Strategy Bites Back invites you to encounter a diverse and unlikely set of voices with something sharp to say about strategy - from Michael Porter and Peter Drucker to Coco Channel’s ‘little black dress’. Taken together these perspectives will provide you with new and dramatically different angles from which to attack the world of strategy.
This book is for everyone involved with strategy – manager, CEO, consultant, professor, student – anyone who wants to see strategy more broadly, more deeply and more playfully.
About the Authors
Henry Mintzberg normally bites back on issues of management, organisation, and corporate social irresponsibility (ie, shareholder value), as well as management education and strategy. (Managers not MBAs, with Berrett-Koehler in the US and Financial Times Prentice Hall in Europe was his last book.) He managed to get a PhD in management at MIT and has slipped about 130 articles past unsuspecting editors. He is the Cleghorn Professor of Management Studies at McGill University.
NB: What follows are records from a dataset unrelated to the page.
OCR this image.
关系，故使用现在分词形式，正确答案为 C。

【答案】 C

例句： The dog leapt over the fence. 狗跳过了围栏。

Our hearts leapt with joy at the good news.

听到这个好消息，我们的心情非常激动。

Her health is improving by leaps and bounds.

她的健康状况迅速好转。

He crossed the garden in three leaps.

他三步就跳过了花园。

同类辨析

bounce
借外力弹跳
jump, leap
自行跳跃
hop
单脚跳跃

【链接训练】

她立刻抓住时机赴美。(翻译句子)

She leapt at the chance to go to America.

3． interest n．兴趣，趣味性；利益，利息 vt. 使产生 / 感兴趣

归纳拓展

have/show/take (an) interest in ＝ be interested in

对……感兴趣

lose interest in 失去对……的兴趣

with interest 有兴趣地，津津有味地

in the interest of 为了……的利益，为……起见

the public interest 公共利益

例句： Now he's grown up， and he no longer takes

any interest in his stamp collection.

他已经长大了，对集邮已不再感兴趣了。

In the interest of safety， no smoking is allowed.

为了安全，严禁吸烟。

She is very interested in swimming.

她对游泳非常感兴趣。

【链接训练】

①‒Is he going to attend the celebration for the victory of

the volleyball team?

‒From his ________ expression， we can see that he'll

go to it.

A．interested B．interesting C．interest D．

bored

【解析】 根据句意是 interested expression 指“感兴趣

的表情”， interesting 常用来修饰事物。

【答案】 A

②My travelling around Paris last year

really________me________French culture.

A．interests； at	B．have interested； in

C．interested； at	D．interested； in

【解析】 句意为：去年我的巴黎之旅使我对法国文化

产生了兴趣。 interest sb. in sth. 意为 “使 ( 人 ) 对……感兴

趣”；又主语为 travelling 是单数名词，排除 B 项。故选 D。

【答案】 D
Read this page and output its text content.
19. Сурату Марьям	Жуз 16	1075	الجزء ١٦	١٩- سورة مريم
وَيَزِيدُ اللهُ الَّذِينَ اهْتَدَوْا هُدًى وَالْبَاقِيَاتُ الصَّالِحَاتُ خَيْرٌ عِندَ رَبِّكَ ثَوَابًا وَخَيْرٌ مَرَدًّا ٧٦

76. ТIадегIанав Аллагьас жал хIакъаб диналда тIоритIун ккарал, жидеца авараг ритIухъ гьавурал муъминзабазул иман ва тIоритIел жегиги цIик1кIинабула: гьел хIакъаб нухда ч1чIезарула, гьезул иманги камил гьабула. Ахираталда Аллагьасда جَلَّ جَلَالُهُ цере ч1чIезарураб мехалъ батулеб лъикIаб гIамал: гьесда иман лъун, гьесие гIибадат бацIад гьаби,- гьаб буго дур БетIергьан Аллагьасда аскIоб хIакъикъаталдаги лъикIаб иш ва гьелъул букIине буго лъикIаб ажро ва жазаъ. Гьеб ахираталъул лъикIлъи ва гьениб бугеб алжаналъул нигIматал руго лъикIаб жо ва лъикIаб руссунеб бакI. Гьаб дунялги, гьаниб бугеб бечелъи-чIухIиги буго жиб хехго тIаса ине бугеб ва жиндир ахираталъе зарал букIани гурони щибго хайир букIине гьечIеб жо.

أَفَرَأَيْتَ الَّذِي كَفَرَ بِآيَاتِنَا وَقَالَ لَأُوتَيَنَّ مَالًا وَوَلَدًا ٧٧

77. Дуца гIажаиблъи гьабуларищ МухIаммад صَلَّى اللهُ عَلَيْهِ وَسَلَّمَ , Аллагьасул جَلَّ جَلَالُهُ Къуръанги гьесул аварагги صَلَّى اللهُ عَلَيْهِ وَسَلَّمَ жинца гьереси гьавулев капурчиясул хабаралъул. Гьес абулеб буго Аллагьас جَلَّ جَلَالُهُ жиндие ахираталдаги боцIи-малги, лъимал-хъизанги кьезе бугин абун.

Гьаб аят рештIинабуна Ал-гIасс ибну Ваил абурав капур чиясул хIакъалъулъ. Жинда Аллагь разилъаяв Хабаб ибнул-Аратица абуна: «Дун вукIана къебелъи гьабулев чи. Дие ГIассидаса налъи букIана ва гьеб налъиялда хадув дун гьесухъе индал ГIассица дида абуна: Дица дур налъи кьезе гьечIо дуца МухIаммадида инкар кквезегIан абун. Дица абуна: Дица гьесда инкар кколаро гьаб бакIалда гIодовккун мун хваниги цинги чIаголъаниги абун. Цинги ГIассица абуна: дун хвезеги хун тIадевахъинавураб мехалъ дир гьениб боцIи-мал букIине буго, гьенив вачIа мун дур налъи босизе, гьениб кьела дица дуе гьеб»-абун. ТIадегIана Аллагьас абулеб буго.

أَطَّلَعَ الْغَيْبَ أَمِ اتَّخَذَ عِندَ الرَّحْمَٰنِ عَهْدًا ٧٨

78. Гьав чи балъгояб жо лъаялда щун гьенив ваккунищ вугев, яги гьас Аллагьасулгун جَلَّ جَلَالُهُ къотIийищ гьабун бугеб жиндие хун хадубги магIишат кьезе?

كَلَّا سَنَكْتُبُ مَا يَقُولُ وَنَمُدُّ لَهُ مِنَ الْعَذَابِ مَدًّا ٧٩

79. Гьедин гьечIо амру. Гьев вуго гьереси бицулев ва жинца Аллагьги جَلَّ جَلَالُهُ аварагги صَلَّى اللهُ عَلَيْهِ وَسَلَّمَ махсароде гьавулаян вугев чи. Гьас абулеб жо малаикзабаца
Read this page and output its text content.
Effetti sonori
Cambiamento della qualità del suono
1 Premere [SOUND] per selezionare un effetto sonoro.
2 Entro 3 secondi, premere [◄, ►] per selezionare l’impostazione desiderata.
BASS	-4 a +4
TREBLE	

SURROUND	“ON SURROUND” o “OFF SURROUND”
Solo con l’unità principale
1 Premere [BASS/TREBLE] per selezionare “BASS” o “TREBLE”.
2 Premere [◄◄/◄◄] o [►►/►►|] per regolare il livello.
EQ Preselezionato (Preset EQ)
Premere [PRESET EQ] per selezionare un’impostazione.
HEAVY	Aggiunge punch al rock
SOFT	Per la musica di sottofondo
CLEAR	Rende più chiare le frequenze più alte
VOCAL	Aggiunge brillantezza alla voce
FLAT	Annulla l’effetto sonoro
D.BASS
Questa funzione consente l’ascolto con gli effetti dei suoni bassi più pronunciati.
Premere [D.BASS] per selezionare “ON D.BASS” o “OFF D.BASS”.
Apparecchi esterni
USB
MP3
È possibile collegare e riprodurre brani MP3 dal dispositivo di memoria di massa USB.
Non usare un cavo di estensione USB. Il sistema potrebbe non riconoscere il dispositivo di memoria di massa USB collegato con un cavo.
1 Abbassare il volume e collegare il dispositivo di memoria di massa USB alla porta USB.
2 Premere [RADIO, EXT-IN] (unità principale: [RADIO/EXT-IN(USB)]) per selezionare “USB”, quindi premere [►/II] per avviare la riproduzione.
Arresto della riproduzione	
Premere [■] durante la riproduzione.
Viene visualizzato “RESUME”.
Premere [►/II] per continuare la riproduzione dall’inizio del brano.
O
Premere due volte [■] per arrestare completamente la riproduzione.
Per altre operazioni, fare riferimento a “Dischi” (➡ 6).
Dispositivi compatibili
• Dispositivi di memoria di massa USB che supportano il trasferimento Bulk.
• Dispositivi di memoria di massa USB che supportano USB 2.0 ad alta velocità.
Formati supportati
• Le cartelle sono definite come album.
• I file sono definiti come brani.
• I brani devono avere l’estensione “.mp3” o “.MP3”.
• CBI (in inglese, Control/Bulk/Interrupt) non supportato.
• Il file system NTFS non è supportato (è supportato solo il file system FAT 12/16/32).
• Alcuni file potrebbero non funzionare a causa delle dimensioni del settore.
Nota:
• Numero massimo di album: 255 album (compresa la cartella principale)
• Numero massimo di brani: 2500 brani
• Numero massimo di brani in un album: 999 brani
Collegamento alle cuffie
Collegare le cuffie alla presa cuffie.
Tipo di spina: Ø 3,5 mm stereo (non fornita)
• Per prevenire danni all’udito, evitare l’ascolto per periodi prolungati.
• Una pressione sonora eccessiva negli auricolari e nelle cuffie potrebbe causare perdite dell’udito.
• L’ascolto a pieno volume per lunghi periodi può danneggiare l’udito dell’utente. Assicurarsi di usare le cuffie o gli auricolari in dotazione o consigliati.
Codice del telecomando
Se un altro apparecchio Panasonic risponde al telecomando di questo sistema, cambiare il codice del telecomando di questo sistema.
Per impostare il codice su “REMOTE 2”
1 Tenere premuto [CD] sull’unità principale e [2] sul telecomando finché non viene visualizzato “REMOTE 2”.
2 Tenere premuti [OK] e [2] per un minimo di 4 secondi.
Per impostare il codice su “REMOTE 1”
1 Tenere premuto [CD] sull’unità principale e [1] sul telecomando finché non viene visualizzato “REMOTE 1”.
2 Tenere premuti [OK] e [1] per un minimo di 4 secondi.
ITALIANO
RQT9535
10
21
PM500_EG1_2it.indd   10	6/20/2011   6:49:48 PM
Bruce Ahlstrand likes to prospect for strategy gems in unlikely places from the game of Texas Hold’em to the Greek tragedies. He is devoted to developing new and creative ways of teaching business strategy and has never met a case study that he liked. He has a DPhil from Oxford University and a MSc from the London School of Economics. Bruce is the author of The Quest for Productivity (Cambridge University Press) and co-author of Human Resource Management in the Multi-Divisional Company (Oxford University Press). He is a professor of management at Trent University in Ontario, Canada.
Joe Lampel began his career believing that strategy is the answer, but has recently concluded that it may be the answer to the wrong question. He first began to suspect this terrible truth during the long journey that produced the Strategy Safari. Further research, and numerous publications in journals that are well received in polite academic society, only served to confirm this belief. Joe was awarded a PhD in management by McGill University for good behaviour. He subsequently spent seven years at Stern School, NYU, trying to break into showbusiness. He currently resides at Cass Business School, City University London, an institution that happily accommodates his quest to find the answer to strategy’s unanswerable questions.